Su Ling menatap Wei Chen, matanya penuh kekhawatiran. "Chenchen, kau siap untuk ini?" tanyanya, suaranya lembut. "Hutan Roh Kuno… itu tempat yang sangat berbahaya."

Wei Chen mengangguk, tangannya mencengkeram pedang kayu. "Aku siap, Kakak Ketujuh," jawabnya, suaranya penuh tekad. "Aku harus melakukan ini… demi ibu dan ayahku, demi kalian, dan demi dunia ini."

Malam itu, saat Wei Chen bersiap untuk tidur, ia mendengar suara langkah kaki di luar penginapan. Ia melangkah ke jendela, dan matanya melebar saat melihat sekelompok kultivator berjubah merah darah—anggota Sekte Naga Darah—berkumpul di kejauhan, matanya penuh rencana jahat. Wei Chen bisa merasakan aura mereka, dan hatinya bergetar penuh kewaspadaan.

Di markas Sekte Naga Darah, Mo Tian dan Saudara Gu menatap cermin kuno, senyum licik menghiasi wajah mereka. "Bocah itu akan pergi ke Hutan Roh Kuno," kata Saudara Gu, suaranya penuh rencana jahat. "Kita akan kirim pasukan untuk menghadangnya di sana… dan kita akan pastikan dia tidak pernah kembali."
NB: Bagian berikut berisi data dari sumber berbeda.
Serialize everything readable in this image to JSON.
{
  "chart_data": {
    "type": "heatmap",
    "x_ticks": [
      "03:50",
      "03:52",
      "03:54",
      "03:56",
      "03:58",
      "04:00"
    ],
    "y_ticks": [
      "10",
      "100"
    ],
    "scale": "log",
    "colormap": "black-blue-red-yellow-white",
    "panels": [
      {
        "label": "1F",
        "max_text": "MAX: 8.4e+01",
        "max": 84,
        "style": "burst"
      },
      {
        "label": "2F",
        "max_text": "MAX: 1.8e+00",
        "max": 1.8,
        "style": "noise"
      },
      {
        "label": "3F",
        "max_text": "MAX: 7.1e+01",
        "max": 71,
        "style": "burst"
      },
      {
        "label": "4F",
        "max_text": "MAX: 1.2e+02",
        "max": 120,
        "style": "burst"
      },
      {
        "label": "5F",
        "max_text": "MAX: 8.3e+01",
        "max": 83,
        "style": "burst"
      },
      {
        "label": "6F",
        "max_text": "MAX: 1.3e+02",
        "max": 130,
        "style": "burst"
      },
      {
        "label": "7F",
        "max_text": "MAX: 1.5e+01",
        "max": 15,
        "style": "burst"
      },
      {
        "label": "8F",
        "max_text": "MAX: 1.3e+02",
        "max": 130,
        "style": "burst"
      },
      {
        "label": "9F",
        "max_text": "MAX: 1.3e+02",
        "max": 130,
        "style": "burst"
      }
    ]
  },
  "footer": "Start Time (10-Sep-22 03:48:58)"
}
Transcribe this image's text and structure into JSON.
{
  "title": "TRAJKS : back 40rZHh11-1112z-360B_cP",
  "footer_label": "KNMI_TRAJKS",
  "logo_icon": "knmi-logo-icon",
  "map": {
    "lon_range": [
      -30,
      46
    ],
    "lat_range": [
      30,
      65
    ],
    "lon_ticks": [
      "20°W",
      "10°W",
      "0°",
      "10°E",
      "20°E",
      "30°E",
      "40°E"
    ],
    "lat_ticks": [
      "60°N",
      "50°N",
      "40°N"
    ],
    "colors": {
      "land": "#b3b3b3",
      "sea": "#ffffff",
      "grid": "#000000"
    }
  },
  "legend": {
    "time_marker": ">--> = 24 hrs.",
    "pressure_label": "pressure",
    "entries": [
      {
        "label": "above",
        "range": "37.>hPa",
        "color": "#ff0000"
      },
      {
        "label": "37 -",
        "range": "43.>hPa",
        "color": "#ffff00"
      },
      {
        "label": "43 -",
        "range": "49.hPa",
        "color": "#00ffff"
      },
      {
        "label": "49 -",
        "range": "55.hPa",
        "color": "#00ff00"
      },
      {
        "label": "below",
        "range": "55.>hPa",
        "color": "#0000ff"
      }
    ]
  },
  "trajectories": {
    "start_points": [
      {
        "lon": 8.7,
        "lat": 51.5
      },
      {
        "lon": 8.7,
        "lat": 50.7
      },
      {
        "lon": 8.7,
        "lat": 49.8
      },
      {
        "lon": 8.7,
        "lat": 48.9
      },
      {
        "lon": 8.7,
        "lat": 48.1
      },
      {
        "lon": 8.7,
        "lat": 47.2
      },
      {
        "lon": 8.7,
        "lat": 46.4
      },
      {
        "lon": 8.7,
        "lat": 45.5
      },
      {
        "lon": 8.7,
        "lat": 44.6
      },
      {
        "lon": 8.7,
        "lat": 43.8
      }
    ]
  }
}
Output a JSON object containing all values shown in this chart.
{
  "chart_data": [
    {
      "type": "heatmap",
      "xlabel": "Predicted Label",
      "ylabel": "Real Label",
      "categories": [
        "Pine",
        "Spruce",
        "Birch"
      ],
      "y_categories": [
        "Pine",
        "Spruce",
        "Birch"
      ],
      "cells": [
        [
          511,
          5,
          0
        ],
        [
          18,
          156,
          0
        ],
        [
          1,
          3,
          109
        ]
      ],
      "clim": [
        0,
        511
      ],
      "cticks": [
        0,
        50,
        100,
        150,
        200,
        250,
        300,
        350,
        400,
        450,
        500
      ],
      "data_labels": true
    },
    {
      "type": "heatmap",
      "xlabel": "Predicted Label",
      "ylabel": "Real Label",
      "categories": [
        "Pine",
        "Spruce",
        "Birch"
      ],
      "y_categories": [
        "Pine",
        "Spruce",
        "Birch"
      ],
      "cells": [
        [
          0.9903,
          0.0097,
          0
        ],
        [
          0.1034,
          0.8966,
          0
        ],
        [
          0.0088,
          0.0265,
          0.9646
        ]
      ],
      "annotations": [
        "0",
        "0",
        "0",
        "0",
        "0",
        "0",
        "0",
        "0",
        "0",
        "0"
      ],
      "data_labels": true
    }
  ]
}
Mo Tian mengangguk, matanya menyala penuh kebencian. "Aku akan menghancurkan hati murni bocah itu," gumamnya, suaranya penuh dendam. "Dan Relik Darah Abadi akan menjadi milikku."

Di bawah langit berbintang yang mulai tertutup awan gelap, Wei Chen menatap ke kejauhan, tangannya mengepal erat. Hutan Roh Kuno menanti, dan ia tahu—perjalanan ini akan menjadi salah satu yang paling berbahaya dalam hidupnya. Tapi demi ibu dan ayahnya, demi kakak-kakaknya, dan demi hati murninya yang masih berjuang untuk bertahan, ia tidak akan mundur.